Comportamento e temperamento
São pacíficos e um tanto tímidos. São melhor mantidos em pares ou pequenos grupos (1 macho para 2+ fêmeas). Diferente de muitos outros gouramis, machos geralmente são tolerantes uns com os outros, a menos que estejam ativamente guardando um ninho de bolhas. Passam grande parte do tempo pairando entre folhas de plantas, usando suas «antenas» para explorar o ambiente e interagir com peixes companheiros.
Peixes companheiros
Peixes companheiros adequados devem ser pequenos e pacíficos:
- Tetras pequenos (Neon, Cardinal, Ember)
- Rasboras (Harlequin, Chili)
- Corydoras e Otocinclus
- Camarões (embora alevinos muito pequenos possam ser comidos)

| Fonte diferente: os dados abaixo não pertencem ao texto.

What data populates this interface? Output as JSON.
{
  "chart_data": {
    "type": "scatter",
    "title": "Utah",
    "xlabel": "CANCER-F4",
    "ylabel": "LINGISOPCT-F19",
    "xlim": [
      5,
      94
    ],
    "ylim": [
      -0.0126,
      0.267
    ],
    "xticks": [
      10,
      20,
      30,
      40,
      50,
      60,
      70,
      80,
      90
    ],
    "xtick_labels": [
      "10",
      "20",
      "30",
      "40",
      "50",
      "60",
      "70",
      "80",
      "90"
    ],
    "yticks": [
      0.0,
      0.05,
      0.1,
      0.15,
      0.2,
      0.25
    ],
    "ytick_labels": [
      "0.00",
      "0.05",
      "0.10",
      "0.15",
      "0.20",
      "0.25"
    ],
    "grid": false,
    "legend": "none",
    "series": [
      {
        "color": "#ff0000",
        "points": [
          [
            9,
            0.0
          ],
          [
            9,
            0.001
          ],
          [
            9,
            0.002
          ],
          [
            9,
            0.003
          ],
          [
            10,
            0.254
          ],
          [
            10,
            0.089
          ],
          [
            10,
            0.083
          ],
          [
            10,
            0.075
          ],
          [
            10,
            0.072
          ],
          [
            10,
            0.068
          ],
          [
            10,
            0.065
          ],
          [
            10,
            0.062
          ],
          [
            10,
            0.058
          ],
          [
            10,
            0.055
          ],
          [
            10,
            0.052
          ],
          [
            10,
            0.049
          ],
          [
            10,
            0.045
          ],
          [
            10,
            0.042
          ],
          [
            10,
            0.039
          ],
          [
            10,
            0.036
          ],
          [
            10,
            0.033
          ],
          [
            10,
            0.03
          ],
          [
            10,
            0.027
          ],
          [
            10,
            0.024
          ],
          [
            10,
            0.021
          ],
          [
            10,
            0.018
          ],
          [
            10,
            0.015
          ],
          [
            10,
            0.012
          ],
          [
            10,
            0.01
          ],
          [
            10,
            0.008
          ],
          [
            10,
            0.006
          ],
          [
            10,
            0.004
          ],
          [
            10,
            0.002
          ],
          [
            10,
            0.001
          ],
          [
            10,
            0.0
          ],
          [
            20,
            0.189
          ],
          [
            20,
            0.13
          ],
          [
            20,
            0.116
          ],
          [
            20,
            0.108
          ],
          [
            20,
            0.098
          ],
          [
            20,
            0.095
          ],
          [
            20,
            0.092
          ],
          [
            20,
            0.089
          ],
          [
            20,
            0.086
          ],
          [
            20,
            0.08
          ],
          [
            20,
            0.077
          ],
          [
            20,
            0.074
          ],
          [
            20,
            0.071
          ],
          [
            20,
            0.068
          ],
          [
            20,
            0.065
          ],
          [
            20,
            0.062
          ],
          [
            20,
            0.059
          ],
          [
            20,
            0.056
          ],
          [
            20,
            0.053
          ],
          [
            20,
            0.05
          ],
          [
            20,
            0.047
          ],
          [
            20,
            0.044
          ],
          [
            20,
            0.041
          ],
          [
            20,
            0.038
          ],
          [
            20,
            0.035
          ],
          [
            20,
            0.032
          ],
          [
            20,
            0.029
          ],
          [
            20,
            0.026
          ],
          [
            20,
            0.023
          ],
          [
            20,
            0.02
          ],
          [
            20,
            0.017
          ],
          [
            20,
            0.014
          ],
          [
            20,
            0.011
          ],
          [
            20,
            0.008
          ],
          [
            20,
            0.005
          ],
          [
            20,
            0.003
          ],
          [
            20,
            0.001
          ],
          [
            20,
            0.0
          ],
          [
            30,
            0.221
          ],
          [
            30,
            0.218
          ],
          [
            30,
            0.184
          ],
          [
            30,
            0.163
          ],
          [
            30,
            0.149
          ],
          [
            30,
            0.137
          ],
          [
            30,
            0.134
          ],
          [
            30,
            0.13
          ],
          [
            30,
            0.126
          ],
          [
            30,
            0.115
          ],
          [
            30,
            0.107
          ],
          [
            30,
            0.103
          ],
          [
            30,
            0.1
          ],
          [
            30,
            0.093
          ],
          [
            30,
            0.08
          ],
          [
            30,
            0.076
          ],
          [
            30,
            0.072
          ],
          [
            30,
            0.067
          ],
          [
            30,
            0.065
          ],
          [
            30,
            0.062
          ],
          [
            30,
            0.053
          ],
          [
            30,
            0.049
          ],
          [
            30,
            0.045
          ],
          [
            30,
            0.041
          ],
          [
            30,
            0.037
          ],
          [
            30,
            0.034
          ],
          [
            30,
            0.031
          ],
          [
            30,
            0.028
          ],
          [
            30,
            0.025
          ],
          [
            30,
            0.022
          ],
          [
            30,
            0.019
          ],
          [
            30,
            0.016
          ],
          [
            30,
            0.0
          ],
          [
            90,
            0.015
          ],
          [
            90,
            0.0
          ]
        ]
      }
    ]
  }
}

- Bagres pacíficos (Kuhli Loaches)
Evite mantê-los com «mordedores de nadadeiras» como Barbos Tigre ou peixes muito barulhentos e de movimento rápido que os superarão ou os estressarão com atividade constante. Ciclídeos enormes ou agressivos também são inadequados.
Reprodução
Os Gouramis Mel são construtores de ninho de bolhas. O macho criará um ninho de bolhas revestidas de muco entre folhas de plantas flutuantes. Durante a desova, o macho «abraça» a fêmea sob o ninho. Uma vez que os ovos são depositados e fertilizados, o macho afasta a fêmea e assume responsabilidade exclusiva pelos ovos, ventilando-os agressivamente e reparando o ninho. As alevinos eclodem em cerca de 24-36 horas e são extremamente pequenas, requerendo infusória ou «água verde» inicialmente antes de transicionar para artêmia de bebê.
Problemas de saúde comuns
São relativamente resistentes, mas sensíveis a nitratos elevados e qualidade ruim da água. Por respirarem ar atmosférico, é crucial que o ar acima da superfície da água seja quente e úmido para prevenir danos ao órgão labirinto. Ocasionalmente são suscetíveis a «Veludo» (Oodinium) e infecções bacterianas padrão se o tanque não for adequadamente mantido.